The organisations also argued that the new system could not lawfully bar appeals against the Valuation Office Agency rate assessments as it sought to do this on the basis of an undefined phrase.

Signatories said in a letter to parliament’s joint committee on statutory instruments that regulations should be put to MPs before taking effect.

Business rate revaluations are due to take effect on 1 April and the DCLG has insisted these will be fiscally neutral across England, though with winners and losers in different areas.

The letter though complained that the DCLG’s intention to bar appeals against sums that fell within a valuer’s “reasonable professional judgement” failed to define this term, which was also a concept unknown in property taxation.

It added that DCLG had exceeded its powers by trying to define matters of accuracy in valuations.

Ministers have defended the validity of the revaluations, which they said showed that nearly three-quarters businesses in many areas would get either lower or unchanged rates bills from April.

Those whose rates increased would benefit from a portion of a £3.6m transitional relief fund available over a five year phase-in period.

Communities secretary Sajid Javid said: “The revaluation of business rates will help make sure bills are accurate, with nearly three-quarters of businesses seeing a fall, or no change. In fact, the generous reliefs we are introducing mean that 600,000 small businesses are paying no rates at all – something we’re making permanent so they never pay these bills again.”

Claire Kober (Lab), chair of the Local Government Association’s resources board, said councils had had to divert £2.5bn over the past five years to cover the risk of appeals and refunds.

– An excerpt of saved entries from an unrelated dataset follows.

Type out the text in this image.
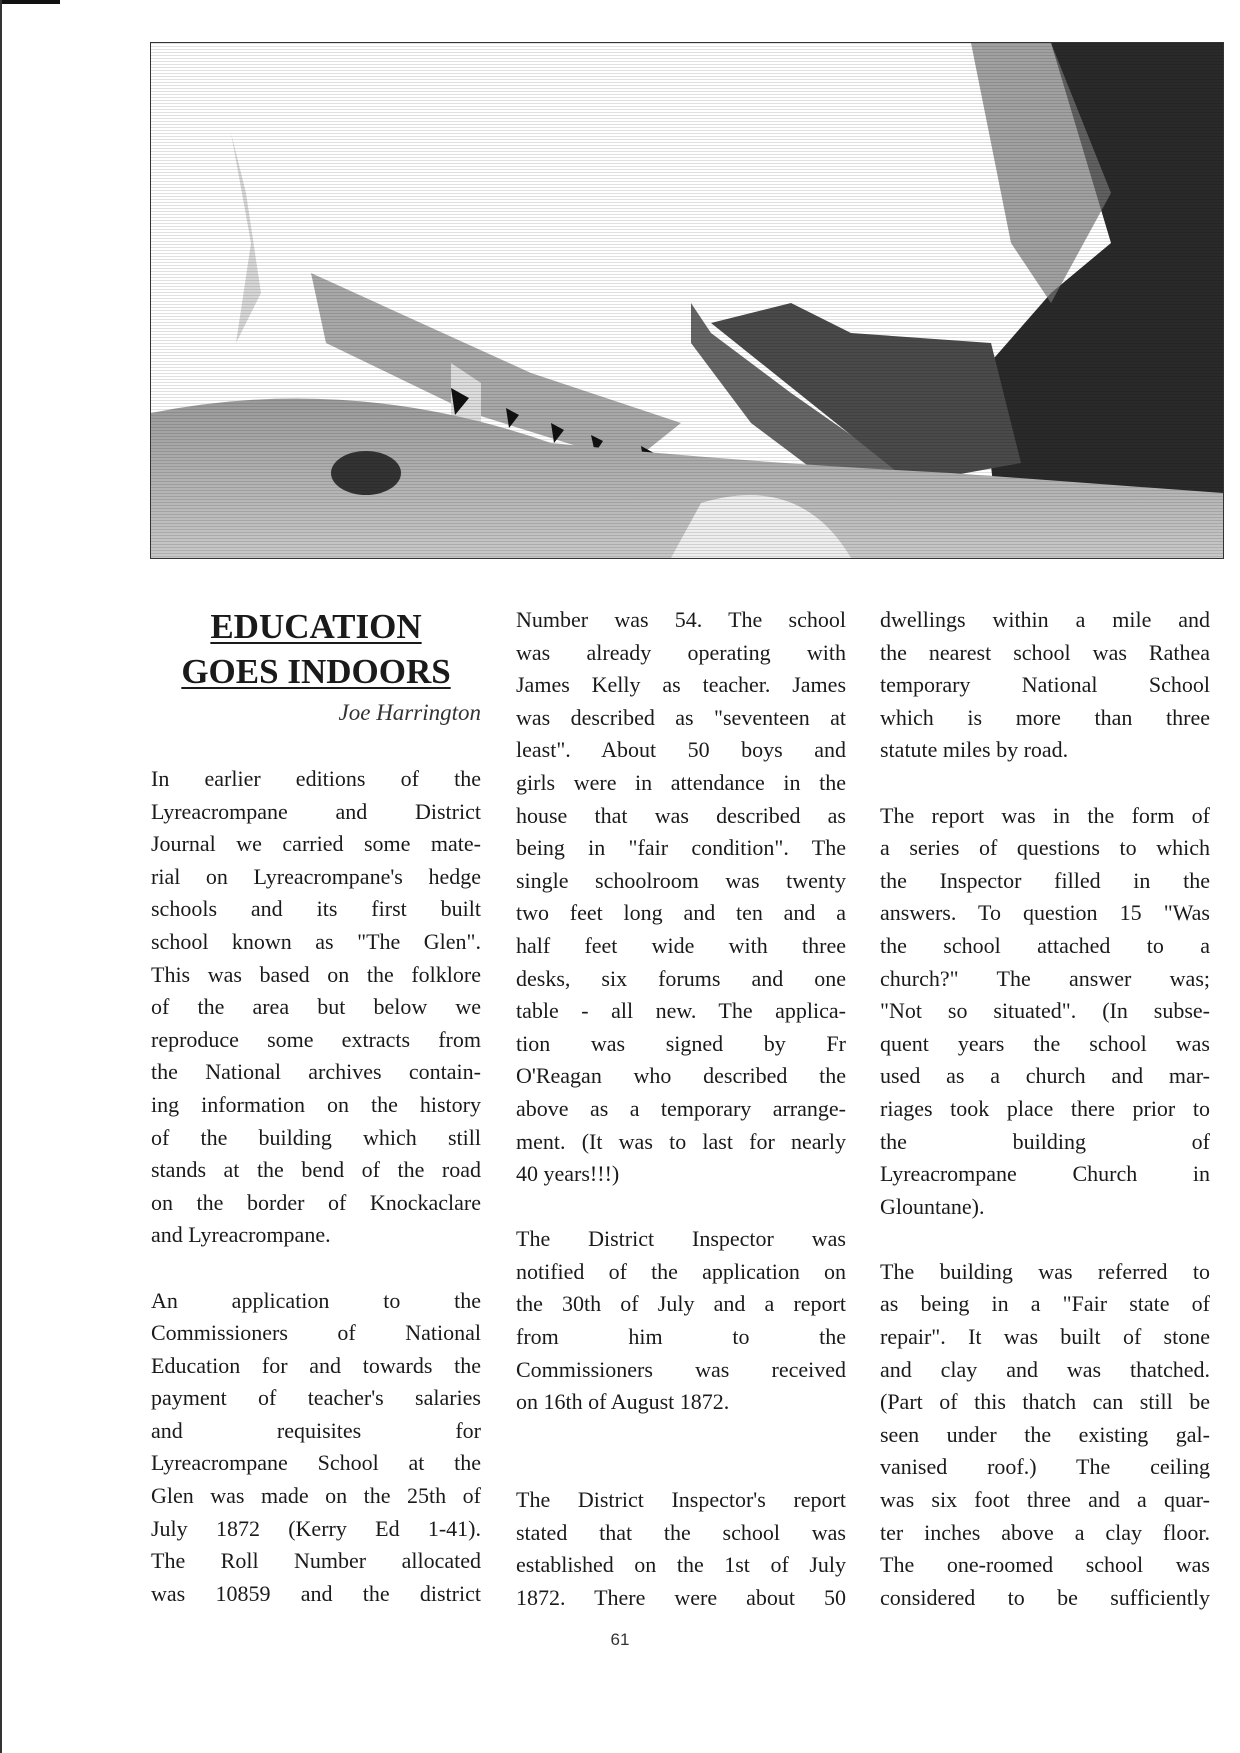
EDUCATION
GOES INDOORS
Joe Harrington
In earlier editions of the
Lyreacrompane and District
Journal we carried some mate-
rial on Lyreacrompane's hedge
schools and its first built
school known as "The Glen".
This was based on the folklore
of the area but below we
reproduce some extracts from
the National archives contain-
ing information on the history
of the building which still
stands at the bend of the road
on the border of Knockaclare
and Lyreacrompane.
An application to the
Commissioners of National
Education for and towards the
payment of teacher's salaries
and requisites for
Lyreacrompane School at the
Glen was made on the 25th of
July 1872 (Kerry Ed 1-41).
The Roll Number allocated
was 10859 and the district
Number was 54. The school
was already operating with
James Kelly as teacher. James
was described as "seventeen at
least". About 50 boys and
girls were in attendance in the
house that was described as
being in "fair condition". The
single schoolroom was twenty
two feet long and ten and a
half feet wide with three
desks, six forums and one
table - all new. The applica-
tion was signed by Fr
O'Reagan who described the
above as a temporary arrange-
ment. (It was to last for nearly
40 years!!!)
The District Inspector was
notified of the application on
the 30th of July and a report
from him to the
Commissioners was received
on 16th of August 1872.
The District Inspector's report
stated that the school was
established on the 1st of July
1872. There were about 50
dwellings within a mile and
the nearest school was Rathea
temporary National School
which is more than three
statute miles by road.
The report was in the form of
a series of questions to which
the Inspector filled in the
answers. To question 15 "Was
the school attached to a
church?" The answer was;
"Not so situated". (In subse-
quent years the school was
used as a church and mar-
riages took place there prior to
the building of
Lyreacrompane Church in
Glountane).
The building was referred to
as being in a "Fair state of
repair". It was built of stone
and clay and was thatched.
(Part of this thatch can still be
seen under the existing gal-
vanised roof.) The ceiling
was six foot three and a quar-
ter inches above a clay floor.
The one-roomed school was
considered to be sufficiently
61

“By 2020, local government will retain more of its business rates income and could become liable for 100% of refunds,” she said. “Any possible rise in appeals as a result of this latest revaluation makes reform of the appeals system even more urgent to protect councils from the growing and costly risk of appeals and ensure businesses are happy with what they pay.”

Cllr Kober said the revaluation’s fiscal neutrality would mean that “local government will not see any increase or reduction in funding through business rates as a result of the revaluation”.